La vieille dame répond au mendiant, et j'ai très peur de la litanie réac d'une bourgeoise d'extrême droite, mais tout est parti dans une direction franchement surprenante :
– Oui, vous avez raison.
– Toujours à faire genre ils nous voient pas, toujours à nous ignorer, tous pareils...
– Je vais vous dire moi, comme ils s'appellent ces gens, ce sont des bipolaires !
– Exactement ! Et ils se servent de ça pour faire genre ils sont au dessus de nous !
J'ai eu ce moment de "gloups" digne d'un personnage de BD, ne sachant si je devais rire, me rouler par terre et faire une scène ou pleurer. Je me suis souvenue que je n'avais qu'une rue à traverser pour atteindre mon bureau et que vu mes capacités cognitives, en ce moment, je ne risquais pas d'être d'une éloquence folle si je me lançais dans un discours d'indignation. Je suis donc restée con. Les bras ballants, mais l'air assez furieux pour que le mendiant, en plongeant son regard dans le mien, sente qu'il fallait pas trop qu'il s'approche.
Je me suis rassurée en me disant que la vioque n'en aurait plus pour trop longtemps. Vingt ans max. Comme la plupart des gros cons incurables de ce pays.
C'est toute tourneboulée que j'ai commencé à comprendre que je venais de subir ma première stigmatisation indirecte et publique liée aux maladies mentales. Je n'ai compris ni d'où ça sortait, ni pourquoi, ni le rapport. J'ai juste vu que deux personnes de classes sociales opposées s'étaient accordées sur le fait qu'on était des nuisibles, et que c'était pas grave de le crier haut et fort.
Le bon côté des choses, c'est que j'ai ressenti un élan d'empathie pure vers mes amis bipolaires. Je ne le suis pas, mais mon trouble de la personnalité est assez proche au niveau des symptômes pour que me les représente comme des cousins sur ma mappemonde des maux invisibles.

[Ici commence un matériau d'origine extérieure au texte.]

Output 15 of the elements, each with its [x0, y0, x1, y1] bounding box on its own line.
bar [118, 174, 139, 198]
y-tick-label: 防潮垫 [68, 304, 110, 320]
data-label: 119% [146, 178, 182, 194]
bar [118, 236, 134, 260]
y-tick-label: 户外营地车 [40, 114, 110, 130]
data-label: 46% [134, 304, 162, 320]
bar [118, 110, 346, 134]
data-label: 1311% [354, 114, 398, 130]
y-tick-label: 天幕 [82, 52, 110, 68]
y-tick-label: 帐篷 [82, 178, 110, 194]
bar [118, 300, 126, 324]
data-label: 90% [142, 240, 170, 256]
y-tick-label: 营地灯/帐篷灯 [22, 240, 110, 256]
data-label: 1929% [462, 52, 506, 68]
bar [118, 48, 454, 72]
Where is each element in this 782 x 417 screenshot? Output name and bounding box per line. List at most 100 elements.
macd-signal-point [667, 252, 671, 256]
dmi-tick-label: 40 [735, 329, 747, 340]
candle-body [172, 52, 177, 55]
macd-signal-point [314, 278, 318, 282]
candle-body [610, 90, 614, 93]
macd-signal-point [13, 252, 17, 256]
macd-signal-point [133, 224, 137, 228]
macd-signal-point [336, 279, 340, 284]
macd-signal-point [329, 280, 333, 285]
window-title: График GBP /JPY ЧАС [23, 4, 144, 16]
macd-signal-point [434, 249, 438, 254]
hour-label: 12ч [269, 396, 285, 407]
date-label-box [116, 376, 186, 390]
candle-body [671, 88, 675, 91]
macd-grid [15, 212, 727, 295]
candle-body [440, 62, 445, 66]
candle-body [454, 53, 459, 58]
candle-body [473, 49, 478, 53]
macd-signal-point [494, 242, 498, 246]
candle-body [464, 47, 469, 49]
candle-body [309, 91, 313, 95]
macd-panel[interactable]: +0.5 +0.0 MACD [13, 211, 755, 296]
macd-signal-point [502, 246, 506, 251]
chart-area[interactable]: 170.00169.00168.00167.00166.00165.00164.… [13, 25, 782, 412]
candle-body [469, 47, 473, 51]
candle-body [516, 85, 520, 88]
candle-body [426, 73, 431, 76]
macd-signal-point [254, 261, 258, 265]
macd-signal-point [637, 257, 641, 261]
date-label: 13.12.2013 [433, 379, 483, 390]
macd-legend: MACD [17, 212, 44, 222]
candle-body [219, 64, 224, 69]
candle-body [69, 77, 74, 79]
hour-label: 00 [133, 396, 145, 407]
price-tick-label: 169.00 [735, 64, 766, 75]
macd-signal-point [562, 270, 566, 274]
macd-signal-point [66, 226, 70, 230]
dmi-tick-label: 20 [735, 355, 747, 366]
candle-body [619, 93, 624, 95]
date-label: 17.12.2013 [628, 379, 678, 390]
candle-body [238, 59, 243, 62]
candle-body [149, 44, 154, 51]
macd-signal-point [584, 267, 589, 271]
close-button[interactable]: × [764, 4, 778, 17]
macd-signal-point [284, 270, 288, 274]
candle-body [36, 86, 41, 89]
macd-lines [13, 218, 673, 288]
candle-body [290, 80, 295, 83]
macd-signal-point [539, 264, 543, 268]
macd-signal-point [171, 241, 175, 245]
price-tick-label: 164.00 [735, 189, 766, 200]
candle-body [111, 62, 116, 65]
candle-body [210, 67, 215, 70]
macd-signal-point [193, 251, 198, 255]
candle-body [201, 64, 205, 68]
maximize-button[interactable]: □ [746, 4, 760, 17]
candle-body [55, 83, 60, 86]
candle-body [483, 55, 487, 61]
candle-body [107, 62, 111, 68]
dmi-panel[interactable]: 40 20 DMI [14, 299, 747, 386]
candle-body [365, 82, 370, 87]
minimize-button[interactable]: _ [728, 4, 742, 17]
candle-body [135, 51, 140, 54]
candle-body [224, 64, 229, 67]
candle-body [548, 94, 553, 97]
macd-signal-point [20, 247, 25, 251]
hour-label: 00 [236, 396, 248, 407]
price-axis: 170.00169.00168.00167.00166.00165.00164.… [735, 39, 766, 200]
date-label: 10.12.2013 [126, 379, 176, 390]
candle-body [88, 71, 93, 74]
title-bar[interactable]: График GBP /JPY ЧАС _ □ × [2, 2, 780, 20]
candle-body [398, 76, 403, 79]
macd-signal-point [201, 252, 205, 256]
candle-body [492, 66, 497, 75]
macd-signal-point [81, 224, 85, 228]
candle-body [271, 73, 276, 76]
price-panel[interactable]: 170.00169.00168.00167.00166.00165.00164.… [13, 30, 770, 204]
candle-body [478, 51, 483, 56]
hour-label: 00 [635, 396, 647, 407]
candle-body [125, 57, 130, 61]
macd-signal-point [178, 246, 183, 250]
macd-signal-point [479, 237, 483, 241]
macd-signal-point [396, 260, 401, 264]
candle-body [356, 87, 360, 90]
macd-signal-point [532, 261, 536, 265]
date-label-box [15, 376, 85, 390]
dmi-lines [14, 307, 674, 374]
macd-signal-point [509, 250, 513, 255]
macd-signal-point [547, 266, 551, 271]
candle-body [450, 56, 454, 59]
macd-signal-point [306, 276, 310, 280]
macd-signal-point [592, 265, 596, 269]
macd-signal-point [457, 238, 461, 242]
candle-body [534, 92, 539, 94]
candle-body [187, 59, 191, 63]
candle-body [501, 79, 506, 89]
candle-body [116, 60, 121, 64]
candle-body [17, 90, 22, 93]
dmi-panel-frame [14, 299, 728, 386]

J'en profite pour vous glisser un lien très important (mais anglophone, so sorry) vers un article qui est le meilleur que j'ai pu lire à ce jour sur le fait de vivre en étant suicidaire, ce qu'on traverse, comment on grandit avec cela et le fait que nous même, on n'est pas trop sûrs de comment ça va finir, même si on a une idée...
En tout cas, ne pas utiliser nos maladies comme une insulte serait un bon début. J'imagine mal la vioque pointer du doigt un chauve et le traiter de "sale cancéreux". Donc si vous pouviez surveiller votre langage et ne pas employer le champ lexical des maladies mentales à mauvais escient et/ou pour dénigrer quelqu'un, ce serait déjà un grand soulagement pour tous ceux qui bataillent en silence, et qui sont partout, tout autour de vous, même si vous ne le savez certainement pas.
C'est bien "l'insulte" la plus étrange qu'il m'ait été donné d'entendre par procuration. Dans le contexte que tu décris, je ne vois même pas le rapport.
RépondreSupprimerAu collège, "mongol" est un peu passé de mode, même si ça les fait toujours rire. Je m'emploie surtout à batailler pour qu'ils arrêtent avec "schizo". Peut-être que si je m'y prends bien, il y en a quelques uns qui deviendront des adultes pas trop débiles.
Une fois, à 19 ans, j'ai dit le mot "schizo" dans le sens "bizarre" devant une personne dont le frère était schizophrène, plus jamais je n'ai refait l'erreur après... Il va vraiment falloir éduquer les gens à ce niveau, genre, en masse.